Selama periode tahun 1600 hingga 2005, terjadi sekitar 105 tsunami, dengan sebagian besar disebabkan oleh gempa tektonik. Ada sekitar 89 daerah rawan tsunami di seluruh Indonesia. Dengan ancaman serius ini, mitigasi bencana sangat diperlukan. Ini bertujuan untuk mengurangi kerugian akibat bencana alam, baik terhadap manusia, harta benda, maupun fasilitas pembangunan. Ini dapat mencakup tindakan fisik seperti pemecah gelombang, tembok laut, dan vegetasi pantai, serta upaya non-fisik seperti pendidikan, pelatihan, kesadaran masyarakat, tata ruang, relokasi, dan peraturan. Target utama dalam mitigasi bencana adalah menyelamatkan penduduk. 

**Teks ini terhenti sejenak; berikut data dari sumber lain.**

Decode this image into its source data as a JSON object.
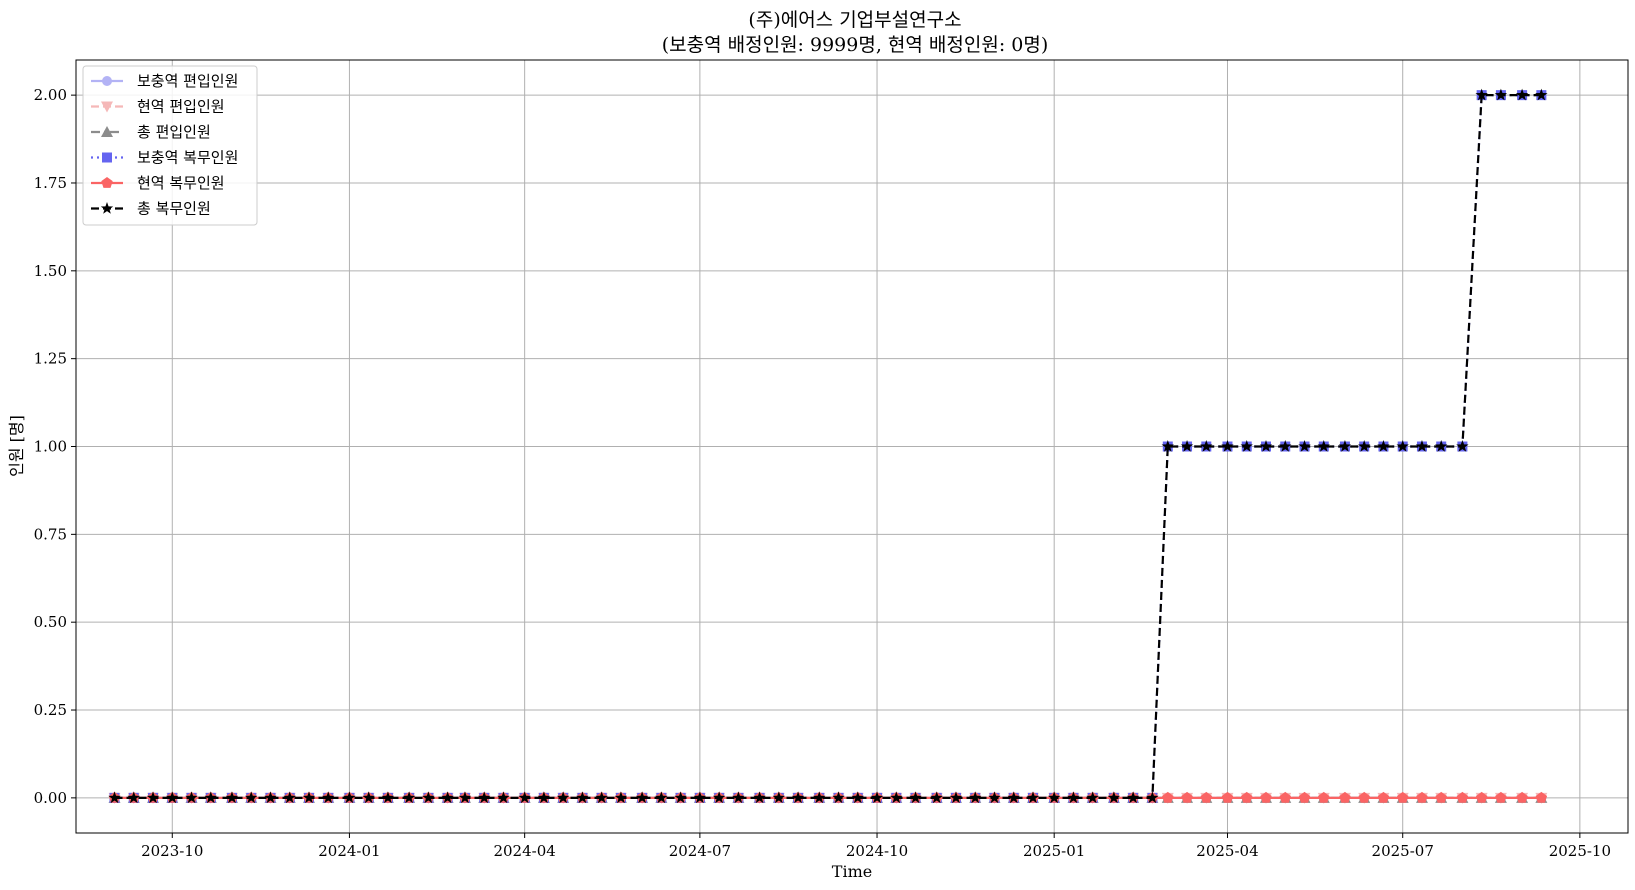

Maka diperlukan perencanaan, organisasi, sumber daya manusia, dan fasilitas pengungsian yang memadai. Dalam kasus tsunami, gempa bumi, atau letusan gunung, relokasi penduduk yang aman dan kepemilikan harus dipertimbangkan dengan tata ruang yang tepat. Aspek psikologis dan hak milik juga harus menjadi prioritas. Dana yang cukup diperlukan dari pemerintah, sektor swasta, dan partisipasi masyarakat untuk melaksanakan tindakan ini.

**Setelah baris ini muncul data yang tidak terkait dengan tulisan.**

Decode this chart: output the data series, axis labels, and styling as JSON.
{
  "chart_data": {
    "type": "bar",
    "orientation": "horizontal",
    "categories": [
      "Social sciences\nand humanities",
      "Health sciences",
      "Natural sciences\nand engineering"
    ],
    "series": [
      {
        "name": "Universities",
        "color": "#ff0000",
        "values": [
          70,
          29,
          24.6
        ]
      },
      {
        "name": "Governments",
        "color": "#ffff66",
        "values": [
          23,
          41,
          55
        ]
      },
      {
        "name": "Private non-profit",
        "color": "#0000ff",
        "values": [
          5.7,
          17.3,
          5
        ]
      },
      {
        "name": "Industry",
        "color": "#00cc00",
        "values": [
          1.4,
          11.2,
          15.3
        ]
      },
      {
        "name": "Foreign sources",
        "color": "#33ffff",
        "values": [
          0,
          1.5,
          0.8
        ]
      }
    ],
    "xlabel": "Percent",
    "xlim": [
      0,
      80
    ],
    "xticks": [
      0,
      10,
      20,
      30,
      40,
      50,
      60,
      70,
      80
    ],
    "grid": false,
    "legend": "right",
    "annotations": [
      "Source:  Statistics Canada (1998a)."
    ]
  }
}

Lokasi penanaman memerlukan pengukuran awal untuk menilai lahan yang cukup dan jumlah bibit yang sesuai. Dengan jarak tanam 1x1 meter, setiap hektar memerlukan 10.000 bibit berkualitas. Bibit perlu dirawat di persemaian selama tiga bulan dan ditempatkan di lokasi penanaman setelah mencapai tinggi 50 cm dengan persentase tumbuh sekitar 80-90 persen.
Foto: Penanaman Bakau di Pesisir Pantai|Source: Pinterest

Ancaman Pemanasan Global di Wilayah Pesisir

Pemanasan global adalah kenyataan yang semakin serius di wilayah pesisir Indonesia. Kenaikan suhu dan tinggi permukaan laut mengubah struktur ekologi wilayah ini, berdampak negatif pada struktur sosial-ekonomi masyarakat dan pembangunan. 

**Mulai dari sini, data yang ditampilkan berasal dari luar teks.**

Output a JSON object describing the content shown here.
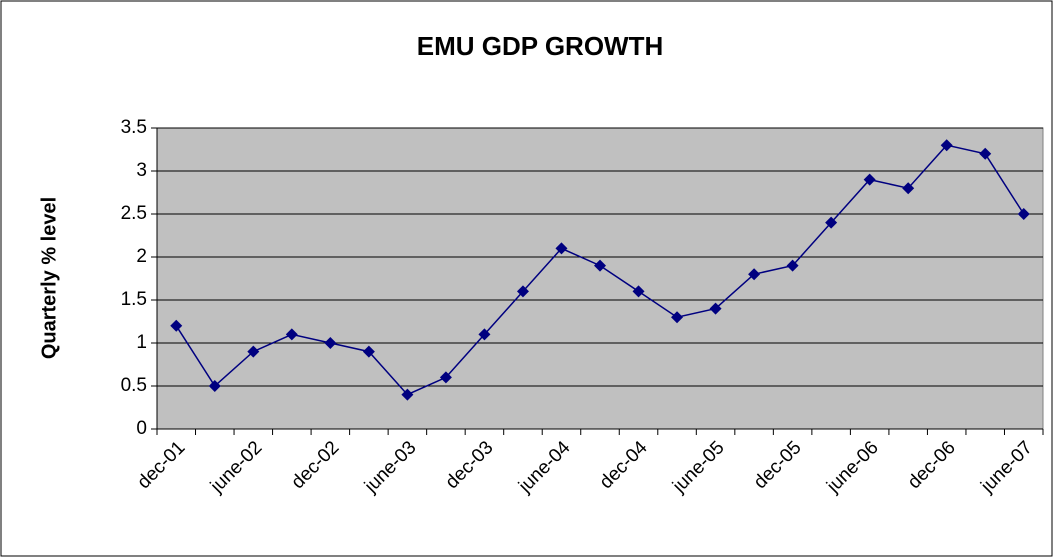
{
  "chart_data": {
    "type": "line",
    "title": "EMU GDP GROWTH",
    "y_label": "Quarterly %  level",
    "categories": [
      "dec-01",
      null,
      "june-02",
      null,
      "dec-02",
      null,
      "june-03",
      null,
      "dec-03",
      null,
      "june-04",
      null,
      "dec-04",
      null,
      "june-05",
      null,
      "dec-05",
      null,
      "june-06",
      null,
      "dec-06",
      null,
      "june-07"
    ],
    "series": [
      {
        "color": "#000080",
        "values": [
          1.2,
          0.5,
          0.9,
          1.1,
          1.0,
          0.9,
          0.4,
          0.6,
          1.1,
          1.6,
          2.1,
          1.9,
          1.6,
          1.3,
          1.4,
          1.8,
          1.9,
          2.4,
          2.9,
          2.8,
          3.3,
          3.2,
          2.5
        ]
      }
    ],
    "ylim": [
      0,
      3.5
    ],
    "yticks": [
      0,
      0.5,
      1,
      1.5,
      2,
      2.5,
      3,
      3.5
    ],
    "grid": true,
    "plot_background": "#c0c0c0"
  }
}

Banyak kawasan pantai tenggelam, ekosistem estuari yang penting hilang, dan garis pantai mundur, menyebabkan banjir rob dan kehilangan mata pencaharian. Perubahan iklim sangat memengaruhi terumbu karang, dan diperkirakan akan kehilangan sekitar 88% dalam 30 tahun mendatang. Ini juga berdampak pada berbagai jenis ikan yang banyak dikonsumsi oleh masyarakat setempat. Kenaikan tinggi permukaan laut mengubah kondisi cuaca, temperatur, sirkulasi lautan, dan kadar garam, mengakibatkan perubahan ekologi lautan dan konsekuensi negatif bagi flora dan fauna. 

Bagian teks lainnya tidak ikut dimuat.